Многозначный взгляд Рэна говорил сам за себя.
— Меня не интересуют неуравновешенные, истеричные и через чур эмоциональные дети.
— То есть, она для тебя ребенок?
— Она неприкасаемая.
— Для окружающих?
— Для меня.
«Для меня»
Эрика
Прохладный ветер, обдавший каждый дюйм моей кожи и приводящий меня в себя, был как никогда кстати. Я сбавила темп, когда оказалась на заднем дворе «Эмертон Холла», где прежде не бывала. Высокие деревья, аккуратно подстриженные газоны и длинная аллейка, ведущая к бетонному ограждению. Пока я приходила в себя, сидя на нем, не замечая, как начинаю замерзать, вокруг не было ни души.
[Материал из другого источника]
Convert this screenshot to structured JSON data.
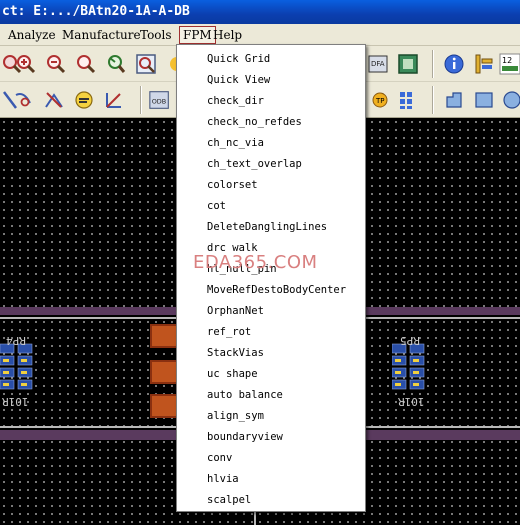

И чем старшеклассникам не нравилось это место? Будь моя воля, я бы проводила все свободное время в этом тихом месте, где можно остаться наедине с собой и природой, нежели пропихиваться через толпу подростков, кругом выстроившись шумными компаниями.
Увы, тишина продолжалась недолго. Ровно до того момента, пока из-за небольшой пристройки не послышался женский повышенный тон, а следом последовали раздраженные «не трогая меня».
И как раз в тот момент, тело предательски пронзила боль, а голову моменты той ночи. Мне вспомнились собственные крики о помощи, изнуряющие и болезненные. Вспомнила, как просила не трогать меня, вспомнила все. Закусив губу до крови, я почувствовала горячие слезы на щеках, мгновенно стерев их лица.
— Я выдержу. Выдержу. — шептала я, словно повторяя мантру, которая должна была стать реальностью. — Потерпи…Нужно немного потерпеть.
Пока, зажмурившись, я повторяла эти слова, как заклинание, прогоняя постепенно воспоминания, жуткие касания и шепот, который до сих пор звучал отголосками в моих ушах, касались везде, а сердце медленно набирало привычный ритм.
— Я сказала, не трогай меня! — уже ближе я услышала женский голос и на углу небольшой пристройки охраны показалась довольно знакомая фигура девушки и парня. Она, с силой выдернув локоть, уходила от него, все еще не замечая меня за деревьями. — Отвали, придурок!
— Прекрати истерить, больная, — с раздражением прозвучал голос высокого темноволосого парня, который, остановившись напротив девушки, уткнул руки в боки, и склонил голову, глядя ей в спину. — Куда ты бежишь? У тебя все равно не получится. Тебе еще со мной домой добираться, если забыла. И так на протяжении недели, пока твою машину не заберут с ремонта. Бежать не вариант. Мне — отец открутит голову, если я не доставлю его любимую племянницу домой, а тебя прикончит мать, за то, что доставляешь неудобства ее не менее любимому племяннику.